John Hunter hat geschrieben:python itself is released under a BSD compatible license, in the sense that, quoting from the PSF license page
Meine Übersetzung hat geschrieben:
Python selbst wurde unter einer BSD-kompatiblen Lizenz veröffentlicht, in dem Sinne, daß von der PSF-Lizenz-Seite zitiert wird:
John Hunter hat geschrieben:There is a lot of GPL code in the world, and it is a constant reality in the development of matplotlib...
Meine Übersetzung hat geschrieben:Es gibt inzwischen eine Menge GPL-Code auf der Welt, und es passiert in der Entwicklung von MatPlotLib immer wieder...

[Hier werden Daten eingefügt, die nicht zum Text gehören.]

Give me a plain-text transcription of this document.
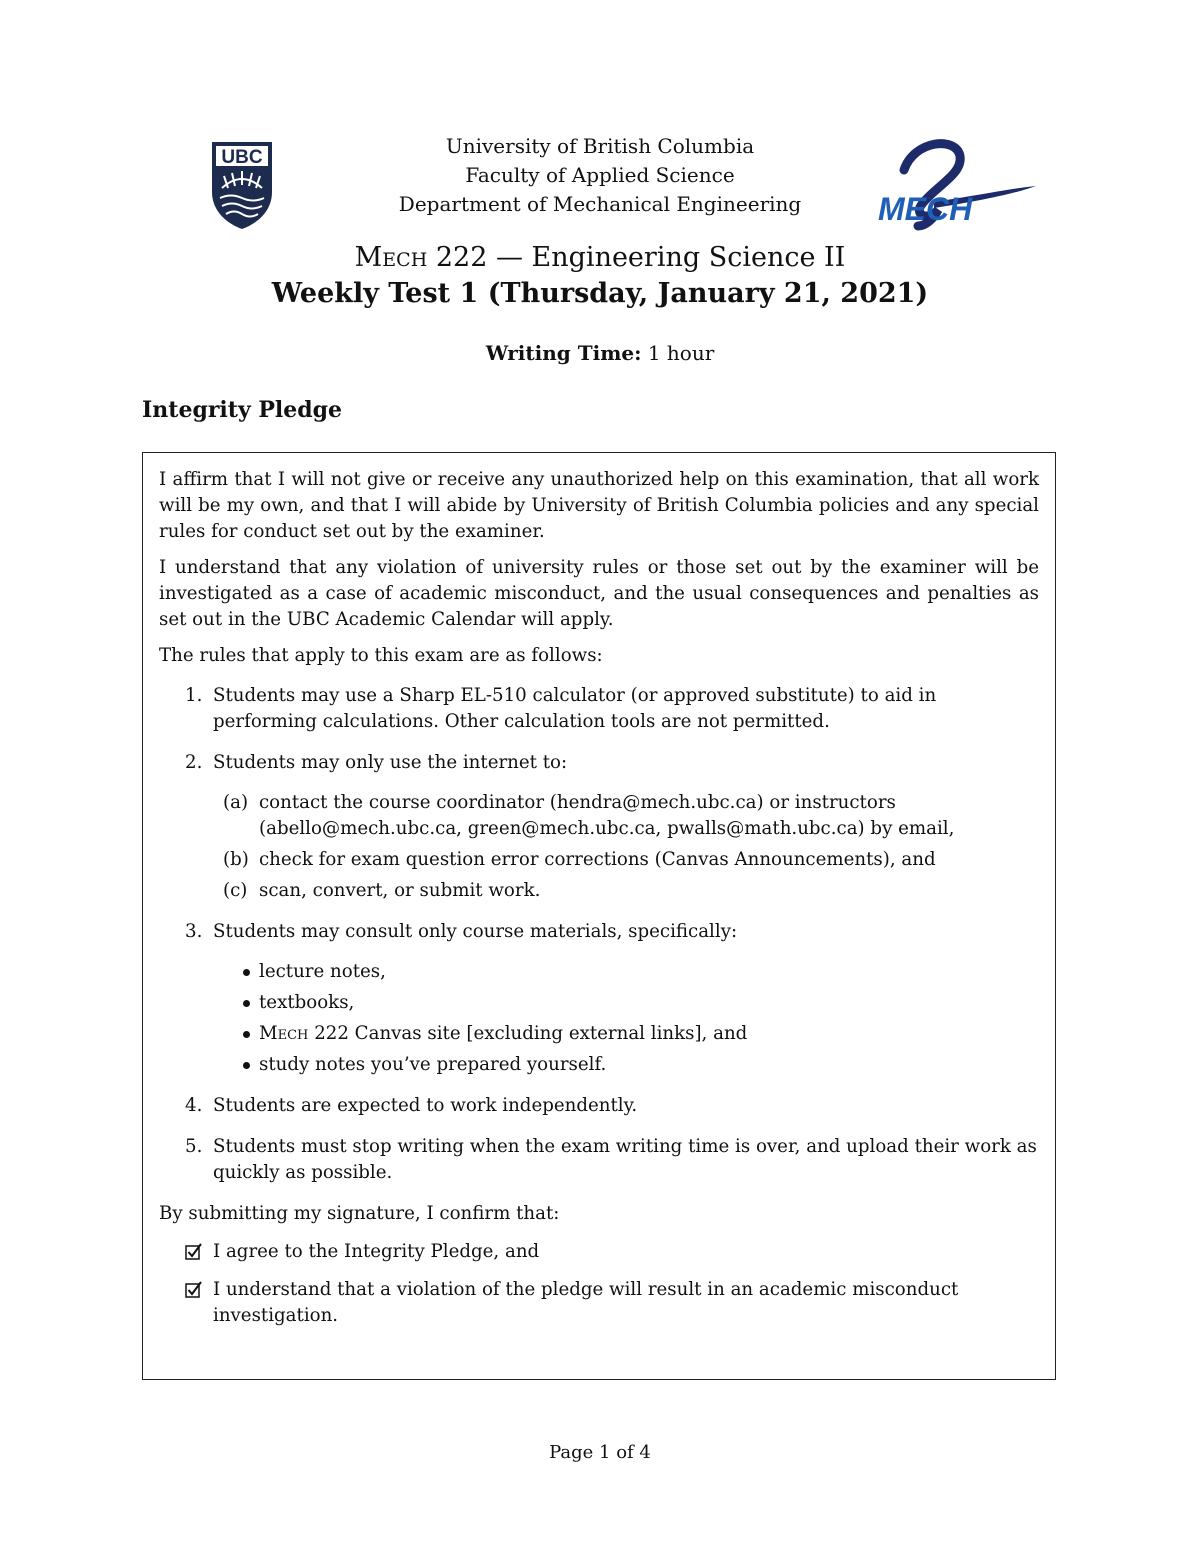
UBC	University of British Columbia
Faculty of Applied Science
Department of Mechanical Engineering	MECH
Mech 222 — Engineering Science II
Weekly Test 1 (Thursday, January 21, 2021)
Writing Time: 1 hour
Integrity Pledge

I affirm that I will not give or receive any unauthorized help on this examination, that all work will be my own, and that I will abide by University of British Columbia policies and any special rules for conduct set out by the examiner.

I understand that any violation of university rules or those set out by the examiner will be investigated as a case of academic misconduct, and the usual consequences and penalties as set out in the UBC Academic Calendar will apply.

The rules that apply to this exam are as follows:

1. Students may use a Sharp EL-510 calculator (or approved substitute) to aid in performing calculations. Other calculation tools are not permitted.
2. Students may only use the internet to:
(a) contact the course coordinator (hendra@mech.ubc.ca) or instructors (abello@mech.ubc.ca, green@mech.ubc.ca, pwalls@math.ubc.ca) by email,
(b) check for exam question error corrections (Canvas Announcements), and
(c) scan, convert, or submit work.
3. Students may consult only course materials, specifically:
lecture notes,
textbooks,
Mech 222 Canvas site [excluding external links], and
study notes you’ve prepared yourself.
4. Students are expected to work independently.
5. Students must stop writing when the exam writing time is over, and upload their work as quickly as possible.

By submitting my signature, I confirm that:

I agree to the Integrity Pledge, and
I understand that a violation of the pledge will result in an academic misconduct investigation.
Page 1 of 4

Und noch zwei Dinge sind mit aufgefallen:
John Hunter hat geschrieben:GPLd code
Das angehängte -d habe ich jetzt mal zu einem "-ierten" gemacht, in der Annahme, dass es darum ging, aus "licence" das Adjektiv "licenced" zu machen?
John Hunter hat geschrieben:a good contouring algorithm
Ist "Konturen-Algorithmus" als Übersetzung irreführend?